Als der Mann etwa neunzig Minuten vor dem Schuss wieder auf dem Campus erschien, trug er andere Kleidung und schien eine Krücke zu benutzen, so bezeugte der Zeuge. Die Aufnahmen zeigten, wie der Verdächtige zum Gebäude Losee ging und über ein Geländer auf das Dach stieg. Kurz nach dem tödlichen Schuss erschien derselbe Mann auf dem Dach, ließ ein unbekanntes Objekt fallen und verließ den Campus.

Hull berichtete, dass eine Waffe im Waldgebiet gefunden wurde, in dem man vermutete, Robinson sei in das Gebiet eingetreten. Zudem stellte der Ermittler fest, dass ein anderes Gewehr auf dem Campus am Tag des Schusses gefunden worden war. Die Verteidigung, angeführt von Rechtsanwältin Kathy Nester, versuchte, einen Großteil der Beweise auszuschließen und die Todesstrafe vom Tisch zu nehmen. Die Verteidigung argumentierte, dass die Aufnahmen bearbeitet worden seien und dass die ursprünglichen Filmer nicht anwesend seien.

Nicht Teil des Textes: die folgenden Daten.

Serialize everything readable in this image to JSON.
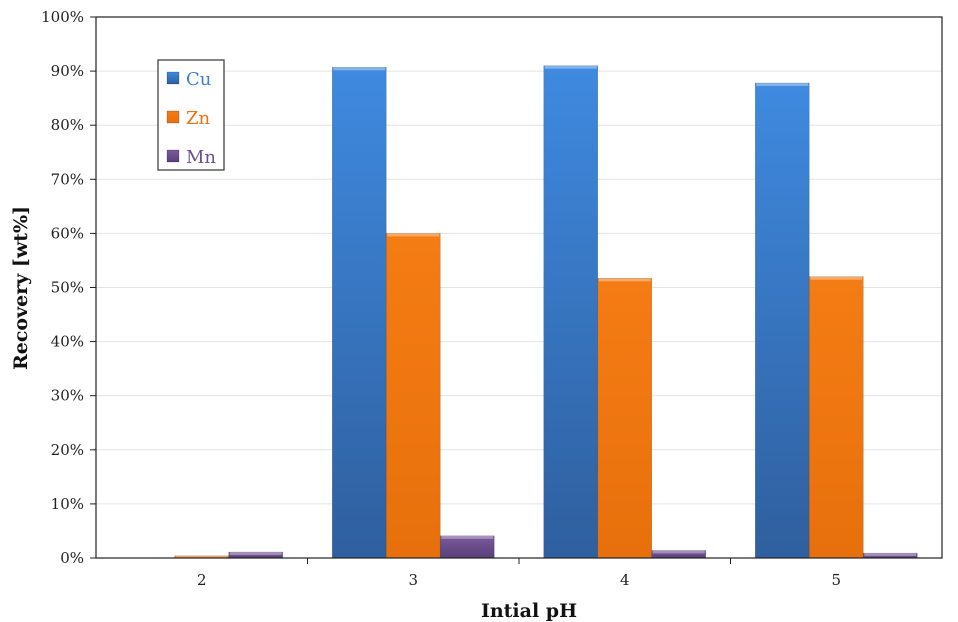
{
  "chart_data": {
    "type": "bar",
    "title": "",
    "xlabel": "Intial pH",
    "ylabel": "Recovery [wt%]",
    "categories": [
      "2",
      "3",
      "4",
      "5"
    ],
    "series": [
      {
        "name": "Cu",
        "values": [
          0,
          90.7,
          91.0,
          87.8
        ],
        "color": "#3d7fcf"
      },
      {
        "name": "Zn",
        "values": [
          0.4,
          60.0,
          51.7,
          52.0
        ],
        "color": "#ee720e"
      },
      {
        "name": "Mn",
        "values": [
          1.1,
          4.1,
          1.4,
          0.9
        ],
        "color": "#6c4f8c"
      }
    ],
    "ylim": [
      0,
      100
    ],
    "yticks": [
      "0%",
      "10%",
      "20%",
      "30%",
      "40%",
      "50%",
      "60%",
      "70%",
      "80%",
      "90%",
      "100%"
    ],
    "grid": true,
    "legend": "top-left"
  }
}
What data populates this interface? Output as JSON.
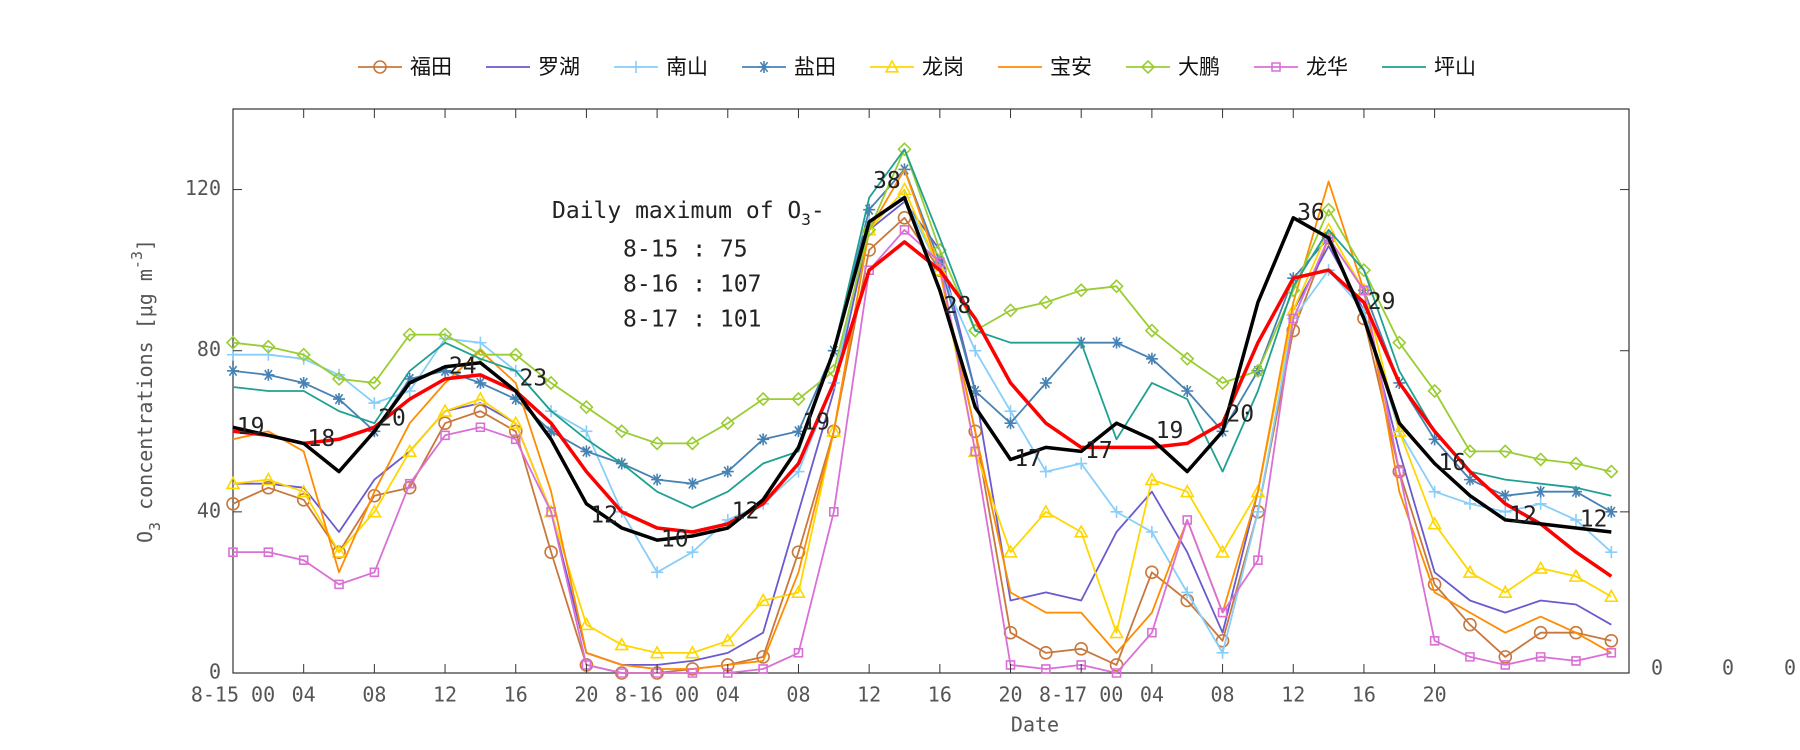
{
  "chart_data": {
    "type": "line",
    "xlabel": "Date",
    "ylabel_parts": [
      "O",
      "3",
      " concentrations [μg m",
      "-3",
      "]"
    ],
    "note": {
      "title_parts": [
        "Daily maximum of O",
        "3",
        "-"
      ],
      "lines": [
        "8-15 : 75",
        "8-16 : 107",
        "8-17 : 101"
      ]
    },
    "annotations": [
      "19",
      "18",
      "20",
      "24",
      "23",
      "12",
      "10",
      "12",
      "19",
      "38",
      "28",
      "17",
      "17",
      "19",
      "20",
      "36",
      "29",
      "16",
      "12",
      "12"
    ],
    "extra_labels": [
      "0",
      "0",
      "0"
    ],
    "x": [
      0,
      2,
      4,
      6,
      8,
      10,
      12,
      14,
      16,
      18,
      20,
      22,
      24,
      26,
      28,
      30,
      32,
      34,
      36,
      38,
      40,
      42,
      44,
      46,
      48,
      50,
      52,
      54,
      56,
      58,
      60,
      62,
      64,
      66,
      68,
      70,
      72,
      74,
      76,
      78
    ],
    "xlim": [
      0,
      79
    ],
    "ylim": [
      0,
      140
    ],
    "yticks": [
      0,
      40,
      80,
      120
    ],
    "xticks": [
      {
        "value": 0,
        "label": "8-15 00"
      },
      {
        "value": 4,
        "label": "04"
      },
      {
        "value": 8,
        "label": "08"
      },
      {
        "value": 12,
        "label": "12"
      },
      {
        "value": 16,
        "label": "16"
      },
      {
        "value": 20,
        "label": "20"
      },
      {
        "value": 24,
        "label": "8-16 00"
      },
      {
        "value": 28,
        "label": "04"
      },
      {
        "value": 32,
        "label": "08"
      },
      {
        "value": 36,
        "label": "12"
      },
      {
        "value": 40,
        "label": "16"
      },
      {
        "value": 44,
        "label": "20"
      },
      {
        "value": 48,
        "label": "8-17 00"
      },
      {
        "value": 52,
        "label": "04"
      },
      {
        "value": 56,
        "label": "08"
      },
      {
        "value": 60,
        "label": "12"
      },
      {
        "value": 64,
        "label": "16"
      },
      {
        "value": 68,
        "label": "20"
      }
    ],
    "series": [
      {
        "name": "福田",
        "color": "#c8783c",
        "marker": "circle",
        "values": [
          42,
          46,
          43,
          30,
          44,
          46,
          62,
          65,
          60,
          30,
          2,
          0,
          0,
          1,
          2,
          4,
          30,
          60,
          105,
          113,
          100,
          60,
          10,
          5,
          6,
          2,
          25,
          18,
          8,
          40,
          85,
          108,
          88,
          50,
          22,
          12,
          4,
          10,
          10,
          8
        ]
      },
      {
        "name": "罗湖",
        "color": "#6a5acd",
        "marker": "none",
        "values": [
          47,
          47,
          46,
          35,
          48,
          55,
          65,
          67,
          62,
          40,
          5,
          2,
          2,
          3,
          5,
          10,
          40,
          70,
          110,
          117,
          105,
          70,
          18,
          20,
          18,
          35,
          45,
          30,
          10,
          45,
          90,
          106,
          90,
          55,
          25,
          18,
          15,
          18,
          17,
          12
        ]
      },
      {
        "name": "南山",
        "color": "#87cefa",
        "marker": "plus",
        "values": [
          79,
          79,
          78,
          74,
          67,
          70,
          83,
          82,
          75,
          65,
          60,
          40,
          25,
          30,
          38,
          42,
          50,
          72,
          112,
          118,
          100,
          80,
          65,
          50,
          52,
          40,
          35,
          20,
          5,
          40,
          88,
          100,
          90,
          60,
          45,
          42,
          40,
          42,
          38,
          30
        ]
      },
      {
        "name": "盐田",
        "color": "#4682b4",
        "marker": "star",
        "values": [
          75,
          74,
          72,
          68,
          60,
          73,
          75,
          72,
          68,
          60,
          55,
          52,
          48,
          47,
          50,
          58,
          60,
          80,
          115,
          125,
          102,
          70,
          62,
          72,
          82,
          82,
          78,
          70,
          60,
          75,
          98,
          108,
          95,
          72,
          58,
          48,
          44,
          45,
          45,
          40
        ]
      },
      {
        "name": "龙岗",
        "color": "#ffd700",
        "marker": "triangle",
        "values": [
          47,
          48,
          45,
          30,
          40,
          55,
          65,
          68,
          62,
          40,
          12,
          7,
          5,
          5,
          8,
          18,
          20,
          60,
          110,
          120,
          100,
          55,
          30,
          40,
          35,
          10,
          48,
          45,
          30,
          45,
          90,
          110,
          95,
          60,
          37,
          25,
          20,
          26,
          24,
          19
        ]
      },
      {
        "name": "宝安",
        "color": "#ff8c00",
        "marker": "none",
        "values": [
          58,
          60,
          55,
          25,
          45,
          62,
          72,
          80,
          72,
          45,
          5,
          2,
          1,
          1,
          2,
          3,
          25,
          60,
          110,
          125,
          100,
          60,
          20,
          15,
          15,
          5,
          15,
          38,
          15,
          45,
          92,
          122,
          95,
          45,
          20,
          15,
          10,
          14,
          10,
          5
        ]
      },
      {
        "name": "大鹏",
        "color": "#9acd32",
        "marker": "diamond",
        "values": [
          82,
          81,
          79,
          73,
          72,
          84,
          84,
          79,
          79,
          72,
          66,
          60,
          57,
          57,
          62,
          68,
          68,
          75,
          110,
          130,
          105,
          85,
          90,
          92,
          95,
          96,
          85,
          78,
          72,
          75,
          95,
          115,
          100,
          82,
          70,
          55,
          55,
          53,
          52,
          50
        ]
      },
      {
        "name": "龙华",
        "color": "#da70d6",
        "marker": "square",
        "values": [
          30,
          30,
          28,
          22,
          25,
          47,
          59,
          61,
          58,
          40,
          2,
          0,
          0,
          0,
          0,
          1,
          5,
          40,
          100,
          110,
          102,
          55,
          2,
          1,
          2,
          0,
          10,
          38,
          15,
          28,
          88,
          108,
          95,
          50,
          8,
          4,
          2,
          4,
          3,
          5
        ]
      },
      {
        "name": "坪山",
        "color": "#20a090",
        "marker": "none",
        "values": [
          71,
          70,
          70,
          65,
          62,
          75,
          82,
          78,
          75,
          65,
          58,
          52,
          45,
          41,
          45,
          52,
          55,
          80,
          118,
          130,
          108,
          85,
          82,
          82,
          82,
          58,
          72,
          68,
          50,
          70,
          96,
          110,
          100,
          75,
          60,
          50,
          48,
          47,
          46,
          44
        ]
      },
      {
        "color": "#ff0000",
        "marker": "none",
        "width": 3.5,
        "values": [
          60,
          59,
          57,
          58,
          61,
          68,
          73,
          74,
          70,
          62,
          50,
          40,
          36,
          35,
          37,
          42,
          52,
          72,
          100,
          107,
          100,
          88,
          72,
          62,
          56,
          56,
          56,
          57,
          62,
          82,
          98,
          100,
          92,
          72,
          60,
          50,
          42,
          37,
          30,
          24
        ]
      },
      {
        "color": "#000000",
        "marker": "none",
        "width": 3.5,
        "values": [
          61,
          59,
          57,
          50,
          60,
          72,
          76,
          77,
          70,
          58,
          42,
          36,
          33,
          34,
          36,
          43,
          56,
          80,
          112,
          118,
          95,
          66,
          53,
          56,
          55,
          62,
          58,
          50,
          60,
          92,
          113,
          108,
          88,
          62,
          52,
          44,
          38,
          37,
          36,
          35
        ]
      }
    ]
  }
}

Das Gericht erklärte, dass es keine Entscheidung über Schuld oder Unschuld traf, sondern abwog, ob die Staatsanwaltschaft ausreichend starke Beweise für ein Verfahren vorlegte. Die Verteidigung bestritt wiederholt die Video-Beweise und die Zeugenaussagen wegen Gerüchten und argumentierte, dass die Beweismittel manipuliert worden seien.